Our new friend, Gigi, is a tremendous cook. She went to town creating dishes that had us salivating like hungry animals. The food and the conversation not only helped us to get to know Gigi and her family better; it gave us each an opportunity to catch up with each other. When life is busy, we too often ignore the value of who and what is in front of us.

We sat around, eating and talking, until the trick-or-treaters began to come.
We represented the five houses on our cul-de-sac, so we had five hefty bowls of candy to be distributed. The kids coming through–and there were many–must have thought it was sugar heaven as they went bowl-to-bowl around the circle.
What made it much more enjoyable was the number of parents who stopped to chat, to get to know all of us a little better, and gave us each a chance to expand our horizons past our block.
Genuine friendliness with no expectations is a sweet gift we can give to anyone. It requires being present–no screens anywhere close, looking someone in the eye, and asking questions that indicate an interest in who they are. The benefit is altruistic behavior can lead to deep relationships that last.
The story of David and Jonathan in the Bible is a wonderful picture of what a committed relationship can look like. Soon after David had defeated Goliath, the giant Philistine nearly ten feet tall, King Saul was curious about this teenager who’d accomplished what none of his soldiers could do. Saul spoke with him about his family, and while he did, Saul’s son, Jonathan, listened in.
“By the time David had finished reporting to Saul, Jonathan was deeply impressed with David–an immediate bond was forged between them. He became totally committed to David. From that point on he would be David’s number-one advocate and friend.” 1 Samuel 18:1
It was a very unlikely friendship, a shepherd boy and the son of a king. But they were there for each other, supporting one another when times got tough.

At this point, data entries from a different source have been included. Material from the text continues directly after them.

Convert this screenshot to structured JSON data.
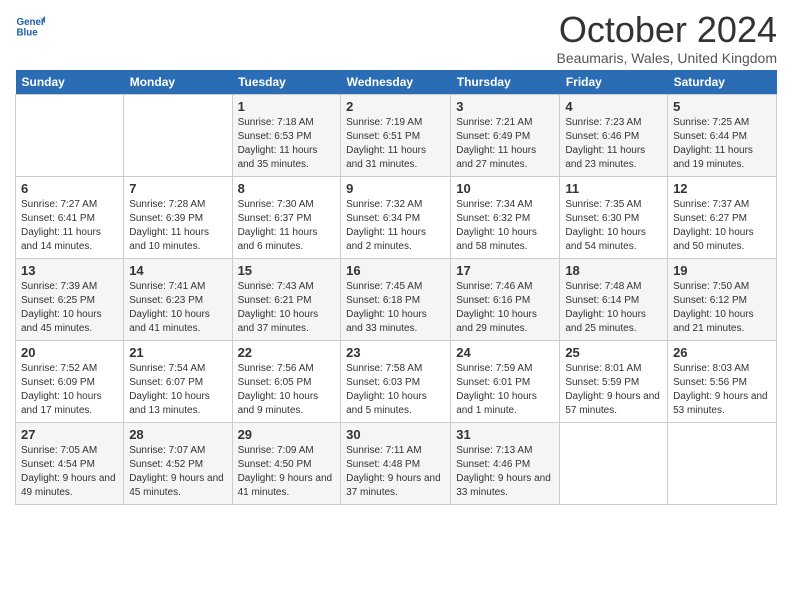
{
  "header": {
    "logo_line1": "General",
    "logo_line2": "Blue",
    "month_title": "October 2024",
    "location": "Beaumaris, Wales, United Kingdom"
  },
  "weekdays": [
    "Sunday",
    "Monday",
    "Tuesday",
    "Wednesday",
    "Thursday",
    "Friday",
    "Saturday"
  ],
  "weeks": [
    [
      {
        "day": "",
        "info": ""
      },
      {
        "day": "",
        "info": ""
      },
      {
        "day": "1",
        "info": "Sunrise: 7:18 AM\nSunset: 6:53 PM\nDaylight: 11 hours and 35 minutes."
      },
      {
        "day": "2",
        "info": "Sunrise: 7:19 AM\nSunset: 6:51 PM\nDaylight: 11 hours and 31 minutes."
      },
      {
        "day": "3",
        "info": "Sunrise: 7:21 AM\nSunset: 6:49 PM\nDaylight: 11 hours and 27 minutes."
      },
      {
        "day": "4",
        "info": "Sunrise: 7:23 AM\nSunset: 6:46 PM\nDaylight: 11 hours and 23 minutes."
      },
      {
        "day": "5",
        "info": "Sunrise: 7:25 AM\nSunset: 6:44 PM\nDaylight: 11 hours and 19 minutes."
      }
    ],
    [
      {
        "day": "6",
        "info": "Sunrise: 7:27 AM\nSunset: 6:41 PM\nDaylight: 11 hours and 14 minutes."
      },
      {
        "day": "7",
        "info": "Sunrise: 7:28 AM\nSunset: 6:39 PM\nDaylight: 11 hours and 10 minutes."
      },
      {
        "day": "8",
        "info": "Sunrise: 7:30 AM\nSunset: 6:37 PM\nDaylight: 11 hours and 6 minutes."
      },
      {
        "day": "9",
        "info": "Sunrise: 7:32 AM\nSunset: 6:34 PM\nDaylight: 11 hours and 2 minutes."
      },
      {
        "day": "10",
        "info": "Sunrise: 7:34 AM\nSunset: 6:32 PM\nDaylight: 10 hours and 58 minutes."
      },
      {
        "day": "11",
        "info": "Sunrise: 7:35 AM\nSunset: 6:30 PM\nDaylight: 10 hours and 54 minutes."
      },
      {
        "day": "12",
        "info": "Sunrise: 7:37 AM\nSunset: 6:27 PM\nDaylight: 10 hours and 50 minutes."
      }
    ],
    [
      {
        "day": "13",
        "info": "Sunrise: 7:39 AM\nSunset: 6:25 PM\nDaylight: 10 hours and 45 minutes."
      },
      {
        "day": "14",
        "info": "Sunrise: 7:41 AM\nSunset: 6:23 PM\nDaylight: 10 hours and 41 minutes."
      },
      {
        "day": "15",
        "info": "Sunrise: 7:43 AM\nSunset: 6:21 PM\nDaylight: 10 hours and 37 minutes."
      },
      {
        "day": "16",
        "info": "Sunrise: 7:45 AM\nSunset: 6:18 PM\nDaylight: 10 hours and 33 minutes."
      },
      {
        "day": "17",
        "info": "Sunrise: 7:46 AM\nSunset: 6:16 PM\nDaylight: 10 hours and 29 minutes."
      },
      {
        "day": "18",
        "info": "Sunrise: 7:48 AM\nSunset: 6:14 PM\nDaylight: 10 hours and 25 minutes."
      },
      {
        "day": "19",
        "info": "Sunrise: 7:50 AM\nSunset: 6:12 PM\nDaylight: 10 hours and 21 minutes."
      }
    ],
    [
      {
        "day": "20",
        "info": "Sunrise: 7:52 AM\nSunset: 6:09 PM\nDaylight: 10 hours and 17 minutes."
      },
      {
        "day": "21",
        "info": "Sunrise: 7:54 AM\nSunset: 6:07 PM\nDaylight: 10 hours and 13 minutes."
      },
      {
        "day": "22",
        "info": "Sunrise: 7:56 AM\nSunset: 6:05 PM\nDaylight: 10 hours and 9 minutes."
      },
      {
        "day": "23",
        "info": "Sunrise: 7:58 AM\nSunset: 6:03 PM\nDaylight: 10 hours and 5 minutes."
      },
      {
        "day": "24",
        "info": "Sunrise: 7:59 AM\nSunset: 6:01 PM\nDaylight: 10 hours and 1 minute."
      },
      {
        "day": "25",
        "info": "Sunrise: 8:01 AM\nSunset: 5:59 PM\nDaylight: 9 hours and 57 minutes."
      },
      {
        "day": "26",
        "info": "Sunrise: 8:03 AM\nSunset: 5:56 PM\nDaylight: 9 hours and 53 minutes."
      }
    ],
    [
      {
        "day": "27",
        "info": "Sunrise: 7:05 AM\nSunset: 4:54 PM\nDaylight: 9 hours and 49 minutes."
      },
      {
        "day": "28",
        "info": "Sunrise: 7:07 AM\nSunset: 4:52 PM\nDaylight: 9 hours and 45 minutes."
      },
      {
        "day": "29",
        "info": "Sunrise: 7:09 AM\nSunset: 4:50 PM\nDaylight: 9 hours and 41 minutes."
      },
      {
        "day": "30",
        "info": "Sunrise: 7:11 AM\nSunset: 4:48 PM\nDaylight: 9 hours and 37 minutes."
      },
      {
        "day": "31",
        "info": "Sunrise: 7:13 AM\nSunset: 4:46 PM\nDaylight: 9 hours and 33 minutes."
      },
      {
        "day": "",
        "info": ""
      },
      {
        "day": "",
        "info": ""
      }
    ]
  ]
}
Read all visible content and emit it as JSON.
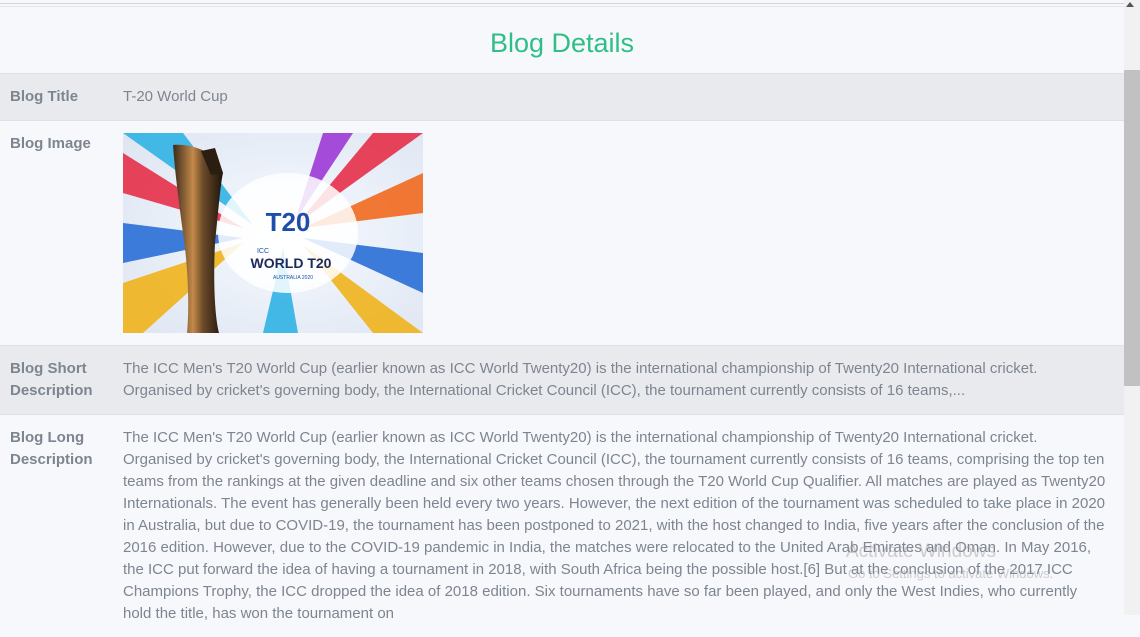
{
  "page": {
    "title": "Blog Details"
  },
  "rows": {
    "title": {
      "label": "Blog Title",
      "value": "T-20 World Cup"
    },
    "image": {
      "label": "Blog Image",
      "image_text": "WORLD T20",
      "image_subtext": "AUSTRALIA 2020",
      "image_badge": "T20",
      "image_icc": "ICC"
    },
    "short": {
      "label": "Blog Short Description",
      "value": "The ICC Men's T20 World Cup (earlier known as ICC World Twenty20) is the international championship of Twenty20 International cricket. Organised by cricket's governing body, the International Cricket Council (ICC), the tournament currently consists of 16 teams,..."
    },
    "long": {
      "label": "Blog Long Description",
      "value": "The ICC Men's T20 World Cup (earlier known as ICC World Twenty20) is the international championship of Twenty20 International cricket. Organised by cricket's governing body, the International Cricket Council (ICC), the tournament currently consists of 16 teams, comprising the top ten teams from the rankings at the given deadline and six other teams chosen through the T20 World Cup Qualifier. All matches are played as Twenty20 Internationals. The event has generally been held every two years. However, the next edition of the tournament was scheduled to take place in 2020 in Australia, but due to COVID-19, the tournament has been postponed to 2021, with the host changed to India, five years after the conclusion of the 2016 edition. However, due to the COVID-19 pandemic in India, the matches were relocated to the United Arab Emirates and Oman. In May 2016, the ICC put forward the idea of having a tournament in 2018, with South Africa being the possible host.[6] But at the conclusion of the 2017 ICC Champions Trophy, the ICC dropped the idea of 2018 edition. Six tournaments have so far been played, and only the West Indies, who currently hold the title, has won the tournament on"
    }
  },
  "watermark": {
    "line1": "Activate Windows",
    "line2": "Go to Settings to activate Windows."
  },
  "colors": {
    "title": "#2fbf86",
    "text": "#7d8591",
    "row_alt": "#e9eaed",
    "background": "#f7f8fb"
  }
}
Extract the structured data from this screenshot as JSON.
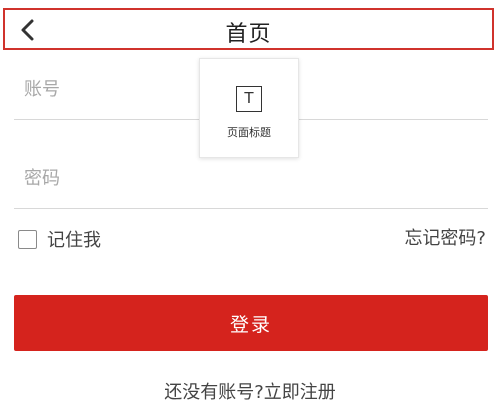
{
  "header": {
    "title": "首页",
    "back_icon": "chevron-left-icon",
    "border_color": "#d0332c"
  },
  "form": {
    "account": {
      "value": "",
      "placeholder": "账号"
    },
    "password": {
      "value": "",
      "placeholder": "密码"
    },
    "remember_label": "记住我",
    "remember_checked": false,
    "forgot_label": "忘记密码?"
  },
  "login": {
    "label": "登录",
    "color": "#d5231d"
  },
  "register": {
    "prompt": "还没有账号?",
    "link": "立即注册"
  },
  "component_tip": {
    "icon_glyph": "T",
    "label": "页面标题"
  }
}
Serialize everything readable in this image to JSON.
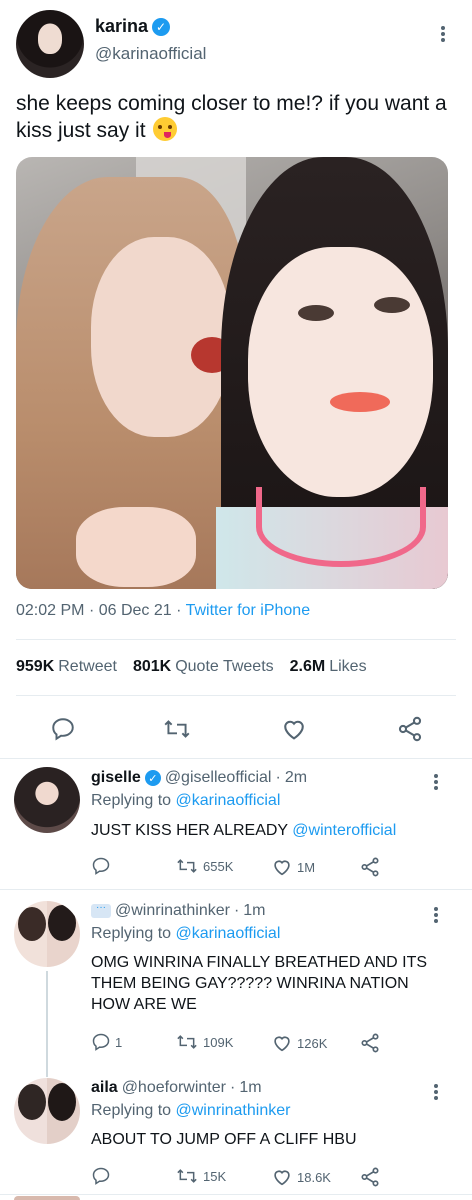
{
  "main_tweet": {
    "display_name": "karina",
    "handle": "@karinaofficial",
    "text": "she keeps coming closer to me!? if you want a kiss just say it",
    "emoji": "savoring-food-emoji",
    "time": "02:02 PM",
    "date": "06 Dec 21",
    "separator": "·",
    "source": "Twitter for iPhone",
    "stats": {
      "retweets_count": "959K",
      "retweets_label": "Retweet",
      "quotes_count": "801K",
      "quotes_label": "Quote Tweets",
      "likes_count": "2.6M",
      "likes_label": "Likes"
    }
  },
  "replies": [
    {
      "display_name": "giselle",
      "verified": true,
      "handle": "@giselleofficial",
      "time": "2m",
      "replying_label": "Replying to",
      "replying_to": "@karinaofficial",
      "text": "JUST KISS HER ALREADY",
      "mention": "@winterofficial",
      "reply_count": "",
      "retweet_count": "655K",
      "like_count": "1M"
    },
    {
      "display_name": "",
      "handle": "@winrinathinker",
      "time": "1m",
      "replying_label": "Replying to",
      "replying_to": "@karinaofficial",
      "text": "OMG WINRINA FINALLY BREATHED AND ITS THEM BEING GAY?????  WINRINA NATION HOW ARE WE",
      "reply_count": "1",
      "retweet_count": "109K",
      "like_count": "126K"
    },
    {
      "display_name": "aila",
      "handle": "@hoeforwinter",
      "time": "1m",
      "replying_label": "Replying to",
      "replying_to": "@winrinathinker",
      "text": "ABOUT TO JUMP OFF A CLIFF HBU",
      "reply_count": "",
      "retweet_count": "15K",
      "like_count": "18.6K"
    }
  ],
  "colors": {
    "accent": "#1d9bf0",
    "text": "#0f1419",
    "secondary": "#536471",
    "divider": "#e6ecf0"
  }
}
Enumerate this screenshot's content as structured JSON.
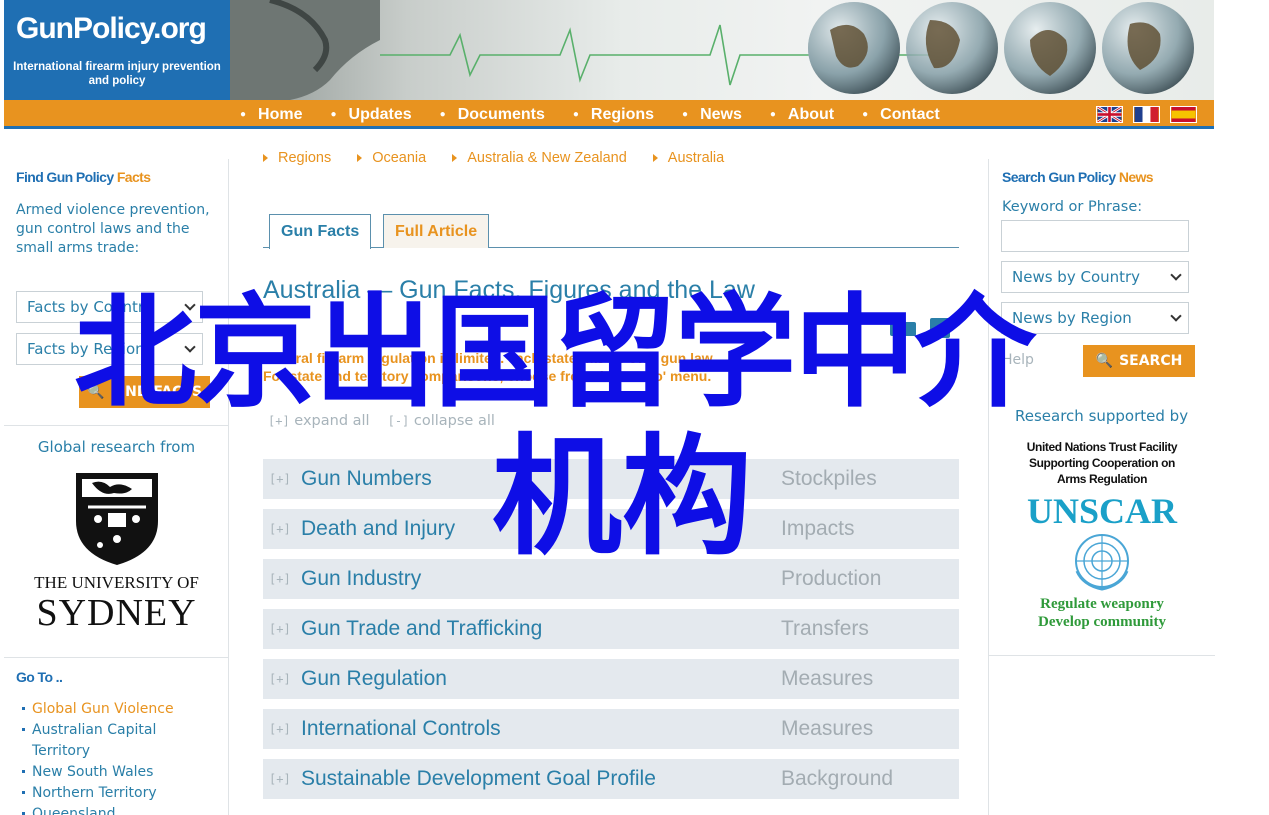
{
  "header": {
    "logo_title": "GunPolicy.org",
    "logo_subtitle": "International firearm injury prevention and policy"
  },
  "nav": {
    "items": [
      "Home",
      "Updates",
      "Documents",
      "Regions",
      "News",
      "About",
      "Contact"
    ],
    "flags": [
      "uk-flag",
      "france-flag",
      "spain-flag"
    ]
  },
  "left": {
    "facts_heading_main": "Find Gun Policy",
    "facts_heading_accent": "Facts",
    "facts_description": "Armed violence prevention, gun control laws and the small arms trade:",
    "facts_by_country": "Facts by Country",
    "facts_by_region": "Facts by Region",
    "find_facts_button": "FIND FACTS",
    "research_from": "Global research from",
    "university_line1": "THE UNIVERSITY OF",
    "university_line2": "SYDNEY",
    "goto_heading": "Go To ..",
    "goto_items": [
      "Global Gun Violence",
      "Australian Capital Territory",
      "New South Wales",
      "Northern Territory",
      "Queensland"
    ]
  },
  "right": {
    "news_heading_main": "Search Gun Policy",
    "news_heading_accent": "News",
    "keyword_label": "Keyword or Phrase:",
    "keyword_value": "",
    "news_by_country": "News by Country",
    "news_by_region": "News by Region",
    "help_text": "Help",
    "search_button": "SEARCH",
    "research_supported": "Research supported by",
    "unscar_line1": "United Nations Trust Facility",
    "unscar_line2": "Supporting Cooperation on",
    "unscar_line3": "Arms Regulation",
    "unscar_title": "UNSCAR",
    "unscar_motto1": "Regulate weaponry",
    "unscar_motto2": "Develop community"
  },
  "content": {
    "breadcrumb": [
      "Regions",
      "Oceania",
      "Australia & New Zealand",
      "Australia"
    ],
    "tabs": [
      "Gun Facts",
      "Full Article"
    ],
    "title": "Australia — Gun Facts, Figures and the Law",
    "intro_line1": "Federal firearm regulation is limited. each state has its own gun law.",
    "intro_line2": "For state and territory comparisons, choose from the 'Go To' menu.",
    "expand_all": "expand all",
    "collapse_all": "collapse all",
    "expand_glyph": "[+]",
    "collapse_glyph": "[-]",
    "topics": [
      {
        "name": "Gun Numbers",
        "tag": "Stockpiles"
      },
      {
        "name": "Death and Injury",
        "tag": "Impacts"
      },
      {
        "name": "Gun Industry",
        "tag": "Production"
      },
      {
        "name": "Gun Trade and Trafficking",
        "tag": "Transfers"
      },
      {
        "name": "Gun Regulation",
        "tag": "Measures"
      },
      {
        "name": "International Controls",
        "tag": "Measures"
      },
      {
        "name": "Sustainable Development Goal Profile",
        "tag": "Background"
      }
    ]
  },
  "overlay": {
    "line1": "北京出国留学中介",
    "line2": "机构",
    "color": "#0e0ee6"
  },
  "colors": {
    "brand_blue": "#1f6fb3",
    "accent_orange": "#e8931f",
    "text_blue": "#2a7fa8",
    "row_bg": "#e4e9ee"
  }
}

Proverbs 27:9 says, “A sweet friendship refreshes the soul.” David and Jonathan discovered this when King Saul became jealous of David and tried to kill him. They discovered what Proverbs 27:17 declares: “As iron sharpens iron, so one person sharpens another.” They helped each other, in good times and hard.
We need one another, to encourage and build each other up, to provide accountability, and to be that safe place we each need to feel totally free to be ourselves. God made us for such community.
Our cul-de-sac clan is heading down that road. I genuinely enjoy those people, and I know they’d have my back if I needed them to do so.
In a world where people are too often judged by a cover that is typically misunderstood or maligned, it’s nice to have those who see us for who we are.
Who do you have that you feel safe enough with to be fully you?